The closing slot in the first day of the 2011 Kernel Summit was dedicated
the traditional session where Linus Torvalds and Andrew Morton talk about
the development process and how things can be improved. There were not
large numbers of complaints to be heard this time around.
Linus started by saying that he is happy; there is no subsystem that he
wants to slam this year. In his mind, the biggest problem we have is the
increase in kernel complexity. We have, he said, been adding new features
and clever code too aggressively. The memory management subsystem stands
out, but he is confident that it is happening throughout the kernel. But,
at least, he does not see any serious process issues like we have had in
previous years. There are no big conflicts, and his laptop hasn't broken
in a while.
Maintainers, he said, should say "no" more often. Once upon a time it was
Linus's job to do that, but he really can't enforce it anymore. The number
of patches that he merges directly is quite small; that leaves him with the
option of taking what he has been given or rejecting an entire pull request
from a subsystem maintainer. It's those maintainers who have to take on
the "say no" responsibility now. There does not need to be any specific
reason to turn down a patch, he said; what is really needed is a reason to
accept a patch.
Dave Airlie complained about the number of patches that break the kernel
and make bisection of problems during the merge window impossible. Linus
acknowledges the problem, saying that he wishes every tree that feeds into
the kernel would be bisectable, but that is never going to happen. There
was some talk of fixing up git so that bisection would stop between merges
into the mainline (instead of in the middle of them) when possible. Trees
are usually more stable when they are pushed to Linus, so that approach
should make bisection a bit more reliable. That is especially important
for problem reporters who are not kernel developers and who cannot be
expected to cope with kernels that explode in the middle of a bisection
Going back to saying "no," Ingo said that it can often be hard to make a
"no" stick. Sometimes, a developer of a rejected patch will rewrite it to
make it applicable to a different subsystem, then merge it through a more
agreeable maintainer. He would like a tag ("Rejected-by" or some such)

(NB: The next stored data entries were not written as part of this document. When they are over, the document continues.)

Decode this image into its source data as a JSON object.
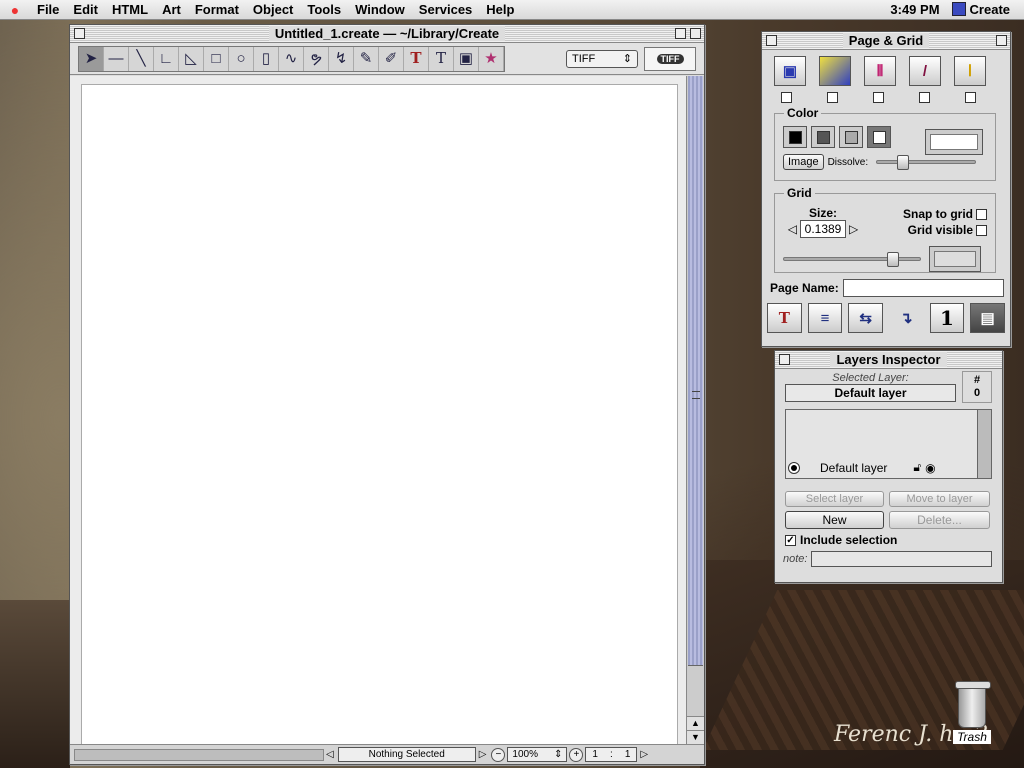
{
  "menubar": {
    "items": [
      "File",
      "Edit",
      "HTML",
      "Art",
      "Format",
      "Object",
      "Tools",
      "Window",
      "Services",
      "Help"
    ],
    "clock": "3:49 PM",
    "app_name": "Create"
  },
  "document": {
    "title": "Untitled_1.create — ~/Library/Create",
    "format_popup": "TIFF",
    "tiff_badge": "TIFF",
    "status": "Nothing Selected",
    "zoom": "100%",
    "page_current": "1",
    "page_total": "1",
    "page_separator": ":"
  },
  "page_grid": {
    "title": "Page & Grid",
    "color_label": "Color",
    "image_button": "Image",
    "dissolve_label": "Dissolve:",
    "grid_label": "Grid",
    "size_label": "Size:",
    "size_value": "0.1389",
    "snap_label": "Snap to grid",
    "grid_visible_label": "Grid visible",
    "page_name_label": "Page Name:",
    "page_name_value": "",
    "bottom_number": "1"
  },
  "layers": {
    "title": "Layers Inspector",
    "selected_label": "Selected Layer:",
    "selected_value": "Default layer",
    "count_label": "#",
    "count_value": "0",
    "list_item": "Default layer",
    "select_layer": "Select layer",
    "move_to_layer": "Move to layer",
    "new": "New",
    "delete": "Delete...",
    "include_selection": "Include selection",
    "note_label": "note:"
  },
  "desktop": {
    "trash_label": "Trash",
    "signature": "Ferenc J. h...2"
  },
  "colors": {
    "accent_blue": "#3a4ac0",
    "scroll_thumb": "#9aa0c8"
  }
}
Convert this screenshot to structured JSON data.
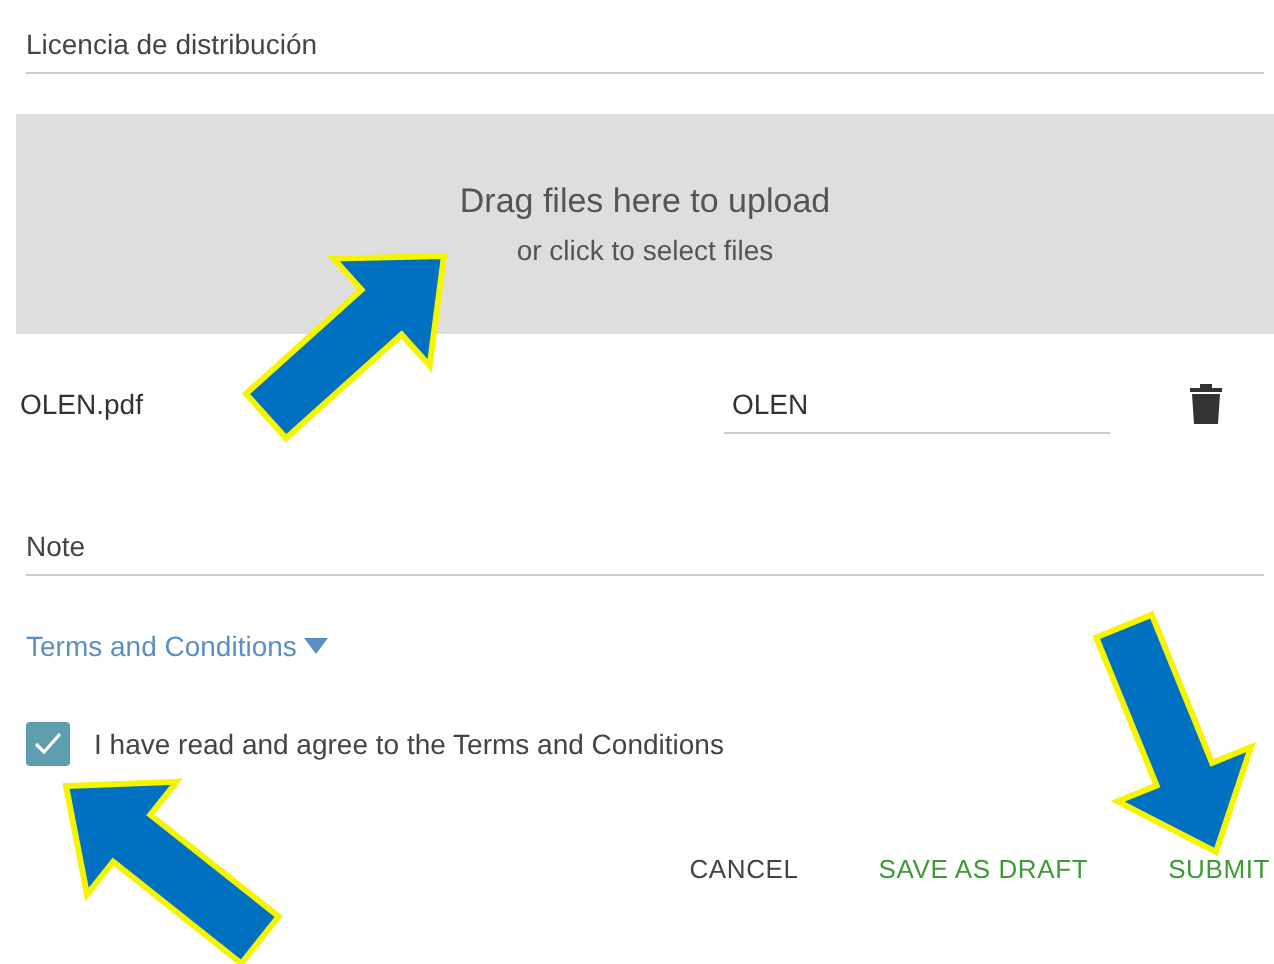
{
  "license_field": {
    "placeholder": "Licencia de distribución"
  },
  "dropzone": {
    "title": "Drag files here to upload",
    "subtitle": "or click to select files"
  },
  "files": [
    {
      "name": "OLEN.pdf",
      "label": "OLEN"
    }
  ],
  "note_field": {
    "placeholder": "Note"
  },
  "terms_link": {
    "label": "Terms and Conditions",
    "expanded": false
  },
  "agree": {
    "label": "I have read and agree to the Terms and Conditions",
    "checked": true
  },
  "buttons": [
    {
      "label": "CANCEL",
      "kind": "neutral"
    },
    {
      "label": "SAVE AS DRAFT",
      "kind": "primary"
    },
    {
      "label": "SUBMIT",
      "kind": "primary"
    }
  ]
}
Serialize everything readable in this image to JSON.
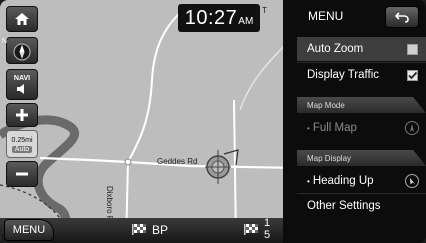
{
  "clock": {
    "time": "10:27",
    "ampm": "AM"
  },
  "map": {
    "streets": {
      "geddes": "Geddes Rd",
      "side": "Dixboro Rd",
      "top": "T"
    },
    "compass_letter": "N",
    "scale": {
      "value": "0.25mi",
      "mode": "Auto"
    },
    "navi_label": "NAVI"
  },
  "bottom_bar": {
    "menu_label": "MENU",
    "road_name": "BP",
    "distance_top": "1",
    "distance_bottom": "5"
  },
  "menu": {
    "title": "MENU",
    "items": {
      "auto_zoom": {
        "label": "Auto Zoom",
        "checked": false
      },
      "display_traffic": {
        "label": "Display Traffic",
        "checked": true
      },
      "map_mode_header": "Map Mode",
      "full_map": {
        "label": "Full Map",
        "enabled": false
      },
      "map_display_header": "Map Display",
      "heading_up": {
        "label": "Heading Up"
      },
      "other_settings": {
        "label": "Other Settings"
      }
    }
  },
  "icons": [
    "home-icon",
    "compass-icon",
    "speaker-icon",
    "plus-icon",
    "minus-icon",
    "back-arrow-icon",
    "checkered-flag-icon",
    "checkbox-icon",
    "compass-dial-icon"
  ],
  "colors": {
    "map_bg": "#bdbdbd",
    "river": "#6a6a6a",
    "road": "#ffffff",
    "panel": "#0c0c0c",
    "highlight": "#3e3e3e"
  }
}
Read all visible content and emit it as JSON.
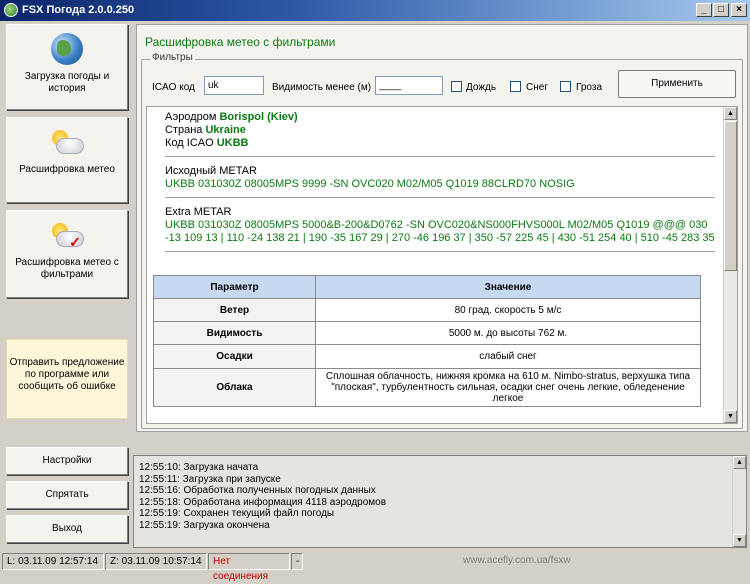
{
  "window": {
    "title": "FSX Погода 2.0.0.250"
  },
  "nav": {
    "load_weather": "Загрузка погоды и история",
    "decode": "Расшифровка метео",
    "decode_filtered": "Расшифровка метео с фильтрами",
    "feedback": "Отправить предложение по программе или сообщить об ошибке",
    "settings": "Настройки",
    "hide": "Спрятать",
    "exit": "Выход"
  },
  "main": {
    "title": "Расшифровка метео с фильтрами",
    "filters": {
      "legend": "Фильтры",
      "icao_label": "ICAO код",
      "icao_value": "uk",
      "visibility_label": "Видимость менее (м)",
      "visibility_value": "____",
      "rain": "Дождь",
      "snow": "Снег",
      "storm": "Гроза",
      "apply": "Применить"
    },
    "report": {
      "airport_label": "Аэродром",
      "airport_value": "Borispol (Kiev)",
      "country_label": "Страна",
      "country_value": "Ukraine",
      "icao_label": "Код ICAO",
      "icao_value": "UKBB",
      "metar_label": "Исходный METAR",
      "metar_value": "UKBB 031030Z 08005MPS 9999 -SN OVC020 M02/M05 Q1019 88CLRD70 NOSIG",
      "extra_label": "Extra METAR",
      "extra_value": "UKBB 031030Z 08005MPS 5000&B-200&D0762 -SN OVC020&NS000FHVS000L M02/M05 Q1019 @@@ 030 -13 109 13 | 110 -24 138 21 | 190 -35 167 29 | 270 -46 196 37 | 350 -57 225 45 | 430 -51 254 40 | 510 -45 283 35",
      "table": {
        "headers": [
          "Параметр",
          "Значение"
        ],
        "rows": [
          [
            "Ветер",
            "80 град. скорость 5 м/с"
          ],
          [
            "Видимость",
            "5000 м. до высоты 762 м."
          ],
          [
            "Осадки",
            "слабый снег"
          ],
          [
            "Облака",
            "Сплошная облачность, нижняя кромка на 610 м. Nimbo-stratus, верхушка типа \"плоская\", турбулентность сильная, осадки снег очень легкие, обледенение легкое"
          ]
        ]
      }
    }
  },
  "log": [
    "12:55:10: Загрузка начата",
    "12:55:11: Загрузка при запуске",
    "12:55:16: Обработка полученных погодных данных",
    "12:55:18: Обработана информация 4118 аэродромов",
    "12:55:19: Сохранен текущий файл погоды",
    "12:55:19: Загрузка окончена"
  ],
  "status": {
    "local": "L: 03.11.09 12:57:14",
    "zulu": "Z: 03.11.09 10:57:14",
    "connection": "Нет соединения",
    "dash": "-",
    "url": "www.acefly.com.ua/fsxw"
  }
}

that developers would have to apply to patches after they had been turned
down by one subsystem. Linus made the reasonable observation that
developers might show a certain lack of diligence when it came to adding
those tags, and that the exercise wasn't worth the effort. No system is
perfect, he said, and we shouldn't aim for perfection in our processes.
Arnd Bergmann asked if we were reaching a point where there is support for
too many architectures in the kernel. There are two more poised for the
3.2 merge window, and at least four in the works thereafter. Linus said
that architectures are sort of like filesystems; we have a lot of them but
few of them are heavily used. The cost of the other architectures is not
high, though; the quality of the code has been fairly good and they do not
add complexity in general.
Dave Airlie asked about the idea of merging more user-space code into the
kernel. Linus said that he is not against it; it has been good for
projects like perf. Sometimes people try to take it too far, but that is
normal; it's a balancing act like any other. He is not convinced about
QEMU, which is an idea that has been floated a few times.
And that is where the first day of the 2011 Kernel Summit wound down, with
several developers heard to be muttering about beer.